Anyway, in looking through some Archives of the last Plone conference in Seattle, I came across one of the talks I didn't attend and was immediately struck by a number of similarities between what this professor, Bob Boiko from the University of Washington was discussing, and the ideas of Alexander, and later Schuler propose. Bob's ideas are not necessarily directed towards patterns, but he does advocate a redirection in the thinking of our work. In a sense he is talking in more general terms, but nonetheless very relevant.

Here Check out the Vid

Professional Plone Development

So I got Martin's book today, "Professional Plone Development." It is the latest book on Plone and deals specifically with the new 3.0 release. Pretty exciting! It already looks good. I will give a later review, but I'm already biased seeing as Martin is perhaps one of the more intelligent people I have met.

Anyway, we'll see how he writes.

Wednesday, October 3, 2007

Back into the world of Plone

So in my current job much of my focus is in designing, developing and using MS Sharepoint as a collaborative knowledge management/community workspace and e-Learning platform. I do however have some issues with this. Not that this is a bad technology, but there are some annoyances and my own leanings are towards open source solutions as apposed to the MS model and their goals to take over the world through vendor lock-in.

However, in considering the role of the L.V. patterns as ways to design effective, life-affirming community applications I'm constantly being brought out of the Sharepoint paradigm and back into the world of open source by way of Plone and Drupal, two awesome projects that never cease to amaze me.

Having worked with Plone for almost 2 years now as a content creator, site manager, and eventually as designer and component developer, I find myself asking questions about the usage of patterns and pattern languages for effective community information systems in terms of harnessing Plone (or Drupal depending on the user reqs.). For one it is open source and most community groups don't have the funds to dish out the money for Sharepoint technologies, nor the funds necessary to run these systems once the licenses are purchased.

Understanding these limitations I think of Plone and Drupal as being more realistic test-beds for extending the CMS and community information systems ideal through use of L.V. patterns.

So as fate would have it I had a conversation with Yishay in London about the idea of developing modules for Plone and Drupal for a project we are putting together. He was in total agreement with the idea. In fact, it looks as if we can dove-tail nicely as he intends to focus on Drupal and I will work with Plone in order to ensure that we can meet as many users as possible through our work.

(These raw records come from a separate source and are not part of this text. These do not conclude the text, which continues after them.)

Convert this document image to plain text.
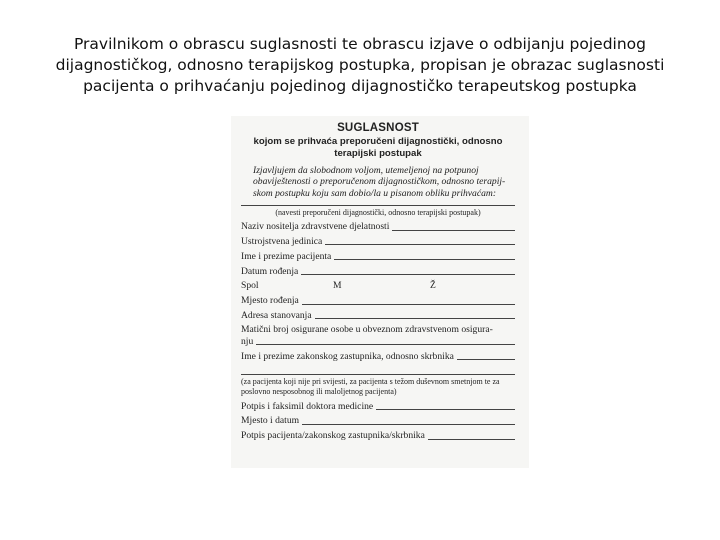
Pravilnikom o obrascu suglasnosti te obrascu izjave o odbijanju pojedinog
dijagnostičkog, odnosno terapijskog postupka, propisan je obrazac suglasnosti
pacijenta o prihvaćanju pojedinog dijagnostičko terapeutskog postupka
SUGLASNOST
kojom se prihvaća preporučeni dijagnostički, odnosno
terapijski postupak
Izjavljujem da slobodnom voljom, utemeljenoj na potpunoj
obaviještenosti o preporučenom dijagnostičkom, odnosno terapij-
skom postupku koju sam dobio/la u pisanom obliku prihvaćam:
(navesti preporučeni dijagnostički, odnosno terapijski postupak)
Naziv nositelja zdravstvene djelatnosti
Ustrojstvena jedinica
Ime i prezime pacijenta
Datum rođenja
Spol	M	Ž
Mjesto rođenja
Adresa stanovanja
Matični broj osigurane osobe u obveznom zdravstvenom osigura-
nju
Ime i prezime zakonskog zastupnika, odnosno skrbnika
(za pacijenta koji nije pri svijesti, za pacijenta s težom duševnom smetnjom te za poslovno nesposobnog ili maloljetnog pacijenta)
Potpis i faksimil doktora medicine
Mjesto i datum
Potpis pacijenta/zakonskog zastupnika/skrbnika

So as one would guess, I have been cracking away trying to get acquainted with the new Plone 3.0.1 release, and I must say, I am impressed! Great changes, fast user-friendly. I mean it is still difficult in some aspects but from the standpoint of building and deploying systems for people with minimal technical skills, the new Plone version appears to be a hit.

With that in mind I'm going to do my best to stay focused in further developing using this platform. By focusing on extending these two applications it’s my hope to 1.) Not re-invent the wheel (like many programmers, I'm lazy), 2.) Can use the proven successes of these technologies, and 3.) We can provide useful tools to an already large user base.